外部からのより優秀かつグローバルな人材の確保と、社員のキャリア開発を促進し、リスク低減に努めています。
④指標と目標
各指標については以下及び「第1 企業の概況 5 従業員の状況 (4)多様性に関する指標」を参照ください。
<人材育成>
・従業員一人当たりの年間研修時間
年度 |
2021年度 |
2022年度 |
2023年度 |
時間 |
15.63 |
13.38 |
13.75 |
※国内連結子会社(SBI新生銀行グループは除く)の従業員を対象に実施している新入社員向けの課題研修・上級管理職研修・SBI大学院大学への企業派遣制度(MBA)・各種e-ラーニングを含む
<ダイバーシティ&インクルージョン>
・当企業グループの外国籍社員比率
年度 |
2021年度 |
2022年度 |
2023年度 |
% |
42.3 |
37.7 |
35.5 |
※国内外連結子会社(SBI新生銀行グループは除く)
・管理職に占める女性従業員の割合
年度 |
2021年度 |
2022年度 |
2023年度 |
% |
26.5 |
24.7 |
26.1 |
※当社単体
・女性採用者数
年度 |
2021年度 |
2022年度 |
2023年度 |
人 |
933 |
1,327 |
1,101 |
※国内連結子会社
・中途採用社員の管理職比率
年度 |
2021年度 |
2022年度 |
2023年度 |
% |
81.1 |
83.1 |
86.4 |
※当社単体
一部の指標については当企業グループのマテリアリティに組み入れ、目標を設定しています。「(1)サステナビリティ④指標と目標」を参照ください。

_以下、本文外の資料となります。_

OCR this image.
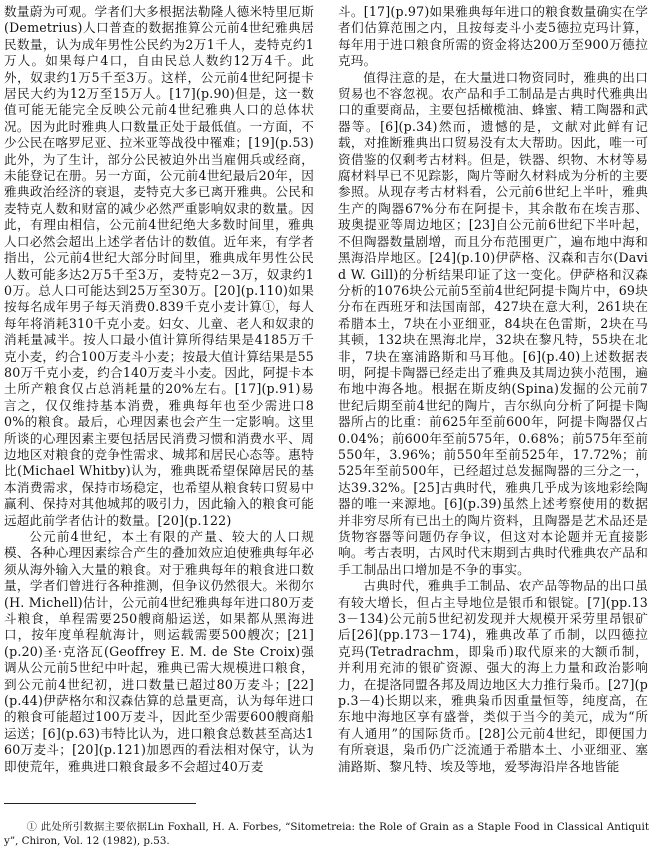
数量蔚为可观。学者们大多根据法勒隆人德米特里厄斯(Demetrius)人口普查的数据推算公元前4世纪雅典居民数量，认为成年男性公民约为2万1千人，麦特克约1万人。如果每户4口，自由民总人数约12万4千。此外，奴隶约1万5千至3万。这样，公元前4世纪阿提卡居民大约为12万至15万人。[17](p.90)但是，这一数值可能无能完全反映公元前4世纪雅典人口的总体状况。因为此时雅典人口数量正处于最低值。一方面，不少公民在喀罗尼亚、拉米亚等战役中罹难；[19](p.53)此外，为了生计，部分公民被迫外出当雇佣兵或经商，未能登记在册。另一方面，公元前4世纪最后20年，因雅典政治经济的衰退，麦特克大多已离开雅典。公民和麦特克人数和财富的减少必然严重影响奴隶的数量。因此，有理由相信，公元前4世纪绝大多数时间里，雅典人口必然会超出上述学者估计的数值。近年来，有学者指出，公元前4世纪大部分时间里，雅典成年男性公民人数可能多达2万5千至3万，麦特克2－3万，奴隶约10万。总人口可能达到25万至30万。[20](p.110)如果按每名成年男子每天消费0.839千克小麦计算①，每人每年将消耗310千克小麦。妇女、儿童、老人和奴隶的消耗量减半。按人口最小值计算所得结果是4185万千克小麦，约合100万麦斗小麦；按最大值计算结果是5580万千克小麦，约合140万麦斗小麦。因此，阿提卡本土所产粮食仅占总消耗量的20%左右。[17](p.91)易言之，仅仅维持基本消费，雅典每年也至少需进口80%的粮食。最后，心理因素也会产生一定影响。这里所谈的心理因素主要包括居民消费习惯和消费水平、周边地区对粮食的竞争性需求、城邦和居民心态等。惠特比(Michael Whitby)认为，雅典既希望保障居民的基本消费需求，保持市场稳定，也希望从粮食转口贸易中赢利、保持对其他城邦的吸引力，因此输入的粮食可能远超此前学者估计的数量。[20](p.122)

公元前4世纪，本土有限的产量、较大的人口规模、各种心理因素综合产生的叠加效应迫使雅典每年必须从海外输入大量的粮食。对于雅典每年的粮食进口数量，学者们曾进行各种推测，但争议仍然很大。米彻尔(H. Michell)估计，公元前4世纪雅典每年进口80万麦斗粮食，单程需要250艘商船运送，如果都从黑海进口，按年度单程航海计，则运载需要500艘次；[21](p.20)圣·克洛瓦(Geoffrey E. M. de Ste Croix)强调从公元前5世纪中叶起，雅典已需大规模进口粮食，到公元前4世纪初，进口数量已超过80万麦斗；[22](p.44)伊萨格尔和汉森估算的总量更高，认为每年进口的粮食可能超过100万麦斗，因此至少需要600艘商船运送；[6](p.63)韦特比认为，进口粮食总数甚至高达160万麦斗；[20](p.121)加恩西的看法相对保守，认为即使荒年，雅典进口粮食最多不会超过40万麦

斗。[17](p.97)如果雅典每年进口的粮食数量确实在学者们估算范围之内，且按每麦斗小麦5德拉克玛计算，每年用于进口粮食所需的资金将达200万至900万德拉克玛。

值得注意的是，在大量进口物资同时，雅典的出口贸易也不容忽视。农产品和手工制品是古典时代雅典出口的重要商品，主要包括橄榄油、蜂蜜、精工陶器和武器等。[6](p.34)然而，遗憾的是，文献对此鲜有记载，对推断雅典出口贸易没有太大帮助。因此，唯一可资借鉴的仅剩考古材料。但是，铁器、织物、木材等易腐材料早已不见踪影，陶片等耐久材料成为分析的主要参照。从现存考古材料看，公元前6世纪上半叶，雅典生产的陶器67%分布在阿提卡，其余散布在埃吉那、玻奥提亚等周边地区；[23]自公元前6世纪下半叶起，不但陶器数量剧增，而且分布范围更广，遍布地中海和黑海沿岸地区。[24](p.10)伊萨格、汉森和吉尔(David W. Gill)的分析结果印证了这一变化。伊萨格和汉森分析的1076块公元前5至前4世纪阿提卡陶片中，69块分布在西班牙和法国南部，427块在意大利，261块在希腊本土，7块在小亚细亚，84块在色雷斯，2块在马其顿，132块在黑海北岸，32块在黎凡特，55块在北非，7块在塞浦路斯和马耳他。[6](p.40)上述数据表明，阿提卡陶器已经走出了雅典及其周边狭小范围，遍布地中海各地。根据在斯皮纳(Spina)发掘的公元前7世纪后期至前4世纪的陶片，吉尔纵向分析了阿提卡陶器所占的比重：前625年至前600年，阿提卡陶器仅占0.04%；前600年至前575年，0.68%；前575年至前550年，3.96%；前550年至前525年，17.72%；前525年至前500年，已经超过总发掘陶器的三分之一，达39.32%。[25]古典时代，雅典几乎成为该地彩绘陶器的唯一来源地。[6](p.39)虽然上述考察使用的数据并非穷尽所有已出土的陶片资料，且陶器是艺术品还是货物容器等问题仍存争议，但这对本论题并无直接影响。考古表明，古风时代末期到古典时代雅典农产品和手工制品出口增加是不争的事实。

古典时代，雅典手工制品、农产品等物品的出口虽有较大增长，但占主导地位是银币和银锭。[7](pp.133－134)公元前5世纪初发现并大规模开采劳里昂银矿后[26](pp.173－174)，雅典改革了币制，以四德拉克玛(Tetradrachm，即枭币)取代原来的大额币制，并利用充沛的银矿资源、强大的海上力量和政治影响力，在提洛同盟各邦及周边地区大力推行枭币。[27](pp.3－4)长期以来，雅典枭币因重量恒等，纯度高，在东地中海地区享有盛誉，类似于当今的美元，成为“所有人通用”的国际货币。[28]公元前4世纪，即便国力有所衰退，枭币仍广泛流通于希腊本土、小亚细亚、塞浦路斯、黎凡特、埃及等地，爱琴海沿岸各地皆能

① 此处所引数据主要依据Lin Foxhall, H. A. Forbes, “Sitometreia: the Role of Grain as a Staple Food in Classical Antiquity”, Chiron, Vol. 12 (1982), p.53.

なお、主要な事業会社については関連する指標のデータ収集が行えていますが、新たにグループ入りした企業グループなど、連結対象範囲の全てのグループ会社に対してデータの管理・収集が行えていないため、連結における記載が困難なものがあります。このため、一部の指標に関する目標及び実績については当社単体のもの及び収集可能な範囲での数値を記載しております。